Since the 1970s, when Paulo Freire was writing about the need to change the role of educators, shaking up the traditional conception of a teacher who encourages conformist behaviour in students and advocating for an equality between learner and teacher, there has been significant re-examination of teaching in both compulsory and post-compulsory education. However this re-examination has been in the realm of pedagogy and philosophy of education; many university teachers are all too aware that there remains a fallback position for their profession which relates back to their own education, their understanding of what teachers at university did and still do, which has more in common with the idea of the student as a vessel waiting to be filled, than an equal partner in the dance of learning.

For many university teachers, it has taken more than discussions on pedagogy and philosophical debates to stimulate a sea-change in practice. It has taken the explosive advent of web-based technology to force us to face the fundamentals of the teaching role. It is not that teachers have been blindly following traditional practice, so much as the combined pressures of greatly increasing student numbers, driven by Government policies which demand wider educational opportunities for the majority of the population, and a pervasive paradigm in university teaching which holds that teachers at this level do not need to examine their teaching, so much as maintain and develop their scholarship. Provided we are making original contributions to knowledge through research, students will somehow benefit.

This last point held good for generations; it comes from an understanding that universities are for the development of new knowledge, a late 19th century idea, rather than for the service of their communities or the development of students who can take an effective and leading role in society (Bourner 2008). However several factors have begun to change this over-riding emphasis on the advancement of knowledge as the main purpose of the university: they include global economic difficulties which have constrained opportunities available to graduates forcing a greater emphasis on fitting students for employment, and the ubiquity of Web 2.0 which is giving students voice and choice in how they achieve their learning and the growing drive of Web 3.0 synchronising data and meaning to provide complex responses beyond the reach of individual teachers.

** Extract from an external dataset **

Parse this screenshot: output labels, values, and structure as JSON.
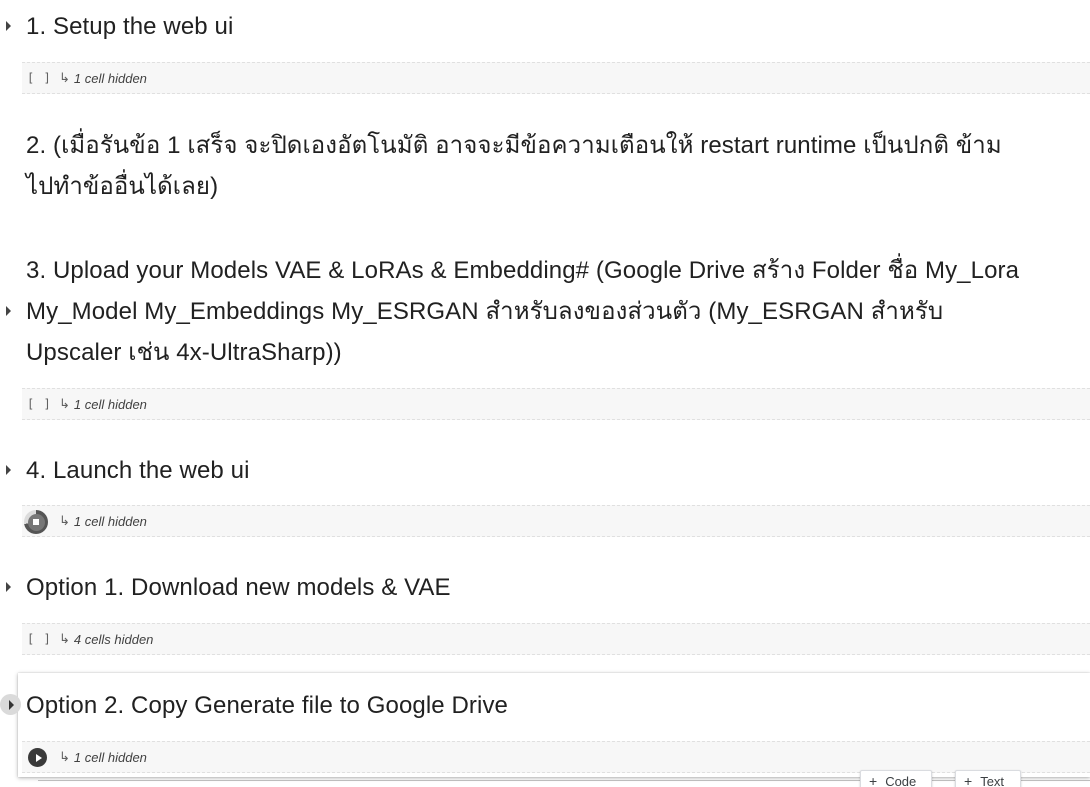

The re-examination of the teacher’s role appears as we find ourselves once more pressed by external factors: namely the need to provide clear value to students, who pay increasing amounts for the opportunity to study. As students try to work out the potential benefits of Higher Education, when faced with debts reaching into their future in exchange for this experience, the increasing availability of online and blended learning opportunities world-wide, particularly manifested currently in MOOCs, seems to give them an alternative. Why pay to study at a particular university, when the world-wide web offers some of the best faculty world-wide; why settle for less than the best teachers and a regime of set learning outcomes and passive consumption of knowledge, when Web 2.0 offers the chance to construct a bespoke learning package available at the student’s convenience? Why not just ask complex questions of the semantic Web and solve problems in a just-in-time, need-to-know-now fashion? Papert and Harel’s constructionism (1991), putting a focus on learning rather than teaching, and learners who are supported to build ideas in public view, or at least in social view, seems to start to address these external pressures. Here is a pedagogy which supports the active role of the learner in their Higher Education, which is now enabled effectively by digital technology fostering sharing and collaboration in social learning networks and contexts.

This chapter will review the evidence of changing academic roles and changing notions of learning in a world of machine-generated or peer-generated answers. A literature review will be included which explores technology related journal articles on this topic since 2006, looking at drivers for change in academic roles, current and developing online pedagogies, and particularly at the rather haphazard way in which academic roles in Higher Education are categorized and looking for pointers to the impact of Web 3.0 on classroom and online learning practice.